Rising to my feet, I walked towards her. "You're protecting your husband."
"I don't know what you're talking about," she whined.
"Quit fucking with me!" I shouted. I knelt down on the floor, grabbed her throat, and held the gun to her head. "You think this is a joke? You know I'll kill you if you lie to me, so why protect him? You know what your husband does to people? He takes them to a cabin. He tortures them. He cuts their fucking hearts out, you stupid bitch, and you want me to believe you don't know this? That you don't have a part in it?"
"I don't know what you're talking about," she cried.
"Shut up!" I screamed, grabbing her hair and shaking her head. I rolled her over on her back and ripped the blindfold from her face. "Your husband doesn't look like this?!" I shouted.
"Orson." Her face turned white. "Why are you doing this to me? What are…"
"I'm not your husband, Mary. I'm his brother, and I'm gonna kill him, because he's a monster. You want to protect him, what does that make you?"
"I don't know what you're…"
"Turn over on your stomach."
"Why?"
"Do it or I'll kill you."
She turned over and lay flat on her belly. I held the gun by its short muzzle and crushed the back of her head with the hard, metallic handle. She let out a moaning gasp and was still.
My first thought was that she might bleed onto the floor, so I took the blindfold and pressed it into the back of her head. Only several drops of blood seeped through the white cloth, and I applied pressure until the bleeding stopped altogether.
A car pulled into the driveway, and I ran to the window. Walter's Cadillac backed in. He got out, opened the trunk, and returned to the driver's seat. I put the gun in my fanny pack and lifted Mary from the floor. Slinging her over my shoulder, I walked to the front door. By my watch, it was 5:15, and as I opened the door, I saw that the sky had deepened into a dark blue evening. Through the black-silhouetted trees, the first stars shined in the cold, night air.
I rushed down the steps, along the walkway, and stopped at the rear of the Cadillac. Setting Mary in the trunk, I slammed it shut and ran to Walter's lowered window.
"Who the hell is that?" he asked.
"His wife," I said. "I never thought he'd be married."
"Is she dead?"
"No. Get out of here. I'll call when he gets home. She said seven o'clock."
"I don't like this, Andy," he said. "We can't kill her. She might not know."
"She knows," I said. "Now's not the time. When the police come looking for them, the neighbors are gonna remember your car sitting in the driveway, so go. I'll call you."

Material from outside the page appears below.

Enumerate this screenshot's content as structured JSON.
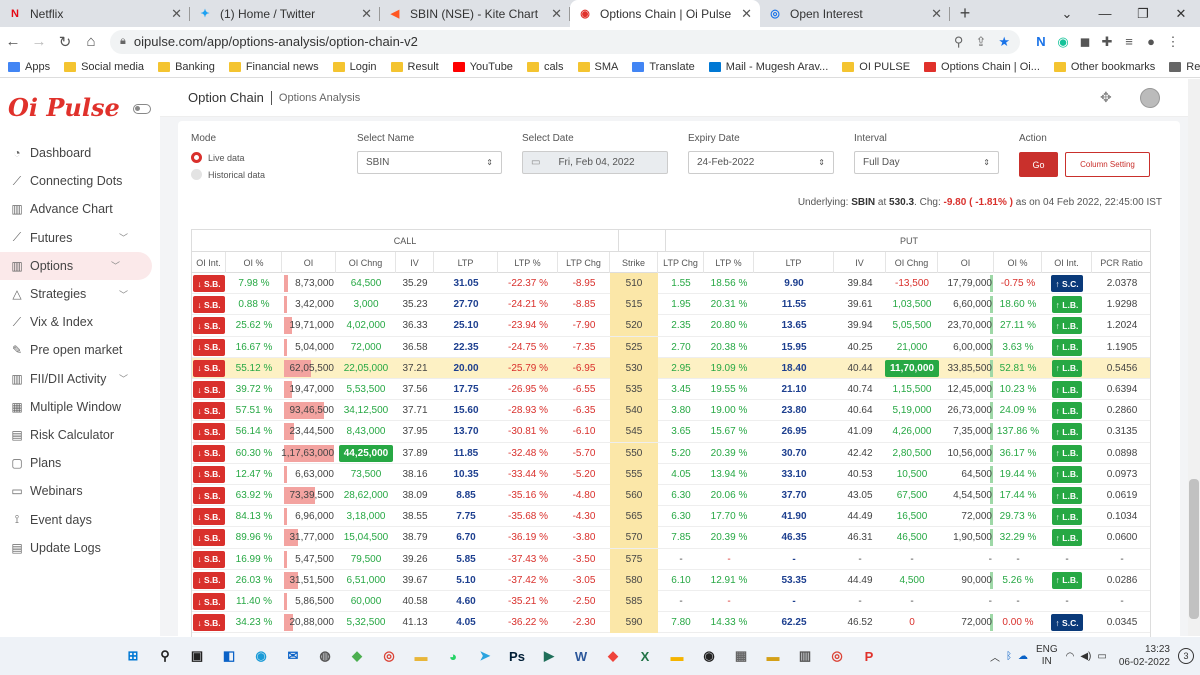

Walter eased down onto the street, and I walked calmly back towards the house. Inside, I locked the front door and picked up the bloody dishtowel in the study. I'd clean up the glass before Orson came. I wanted there to be no trace of a struggle, no evidence that these people had been abducted save the simple fact they could not be found.
# # #
I tapped on the ivory keys and waited. The Steinway horribly out of tune, the notes hung awkwardly in the still air. I'd turned on three living room lamps so the house would look warm and inhabited, but that had been two and a half hours ago. Now it was several minutes past eight o'clock, dark outside, and still no sign of Orson.
I'd walked through the entire house--the upstairs, the first floor hallway and den, even the basement. Nothing here suggested Orson's taste for violence. I'd found no trophies, no hearts or photographs, not even a newspaper clipping concerning the Heart Surgeon. There weren't even indirect links such as horror novels, videos, or paintings. (In Orson's room in Wyoming, a William Blake print of The Simoniac Pope hung above his bed--a pen and watercolor of souls being tortured in hell). I couldn't understand it. I'd expected Orson to live alone, surrounded by the paraphernalia of his hobby. David Parker now seemed to be more than just a safe name. He was a different lifestyle, one separated, almost completely, from Orson Thomas.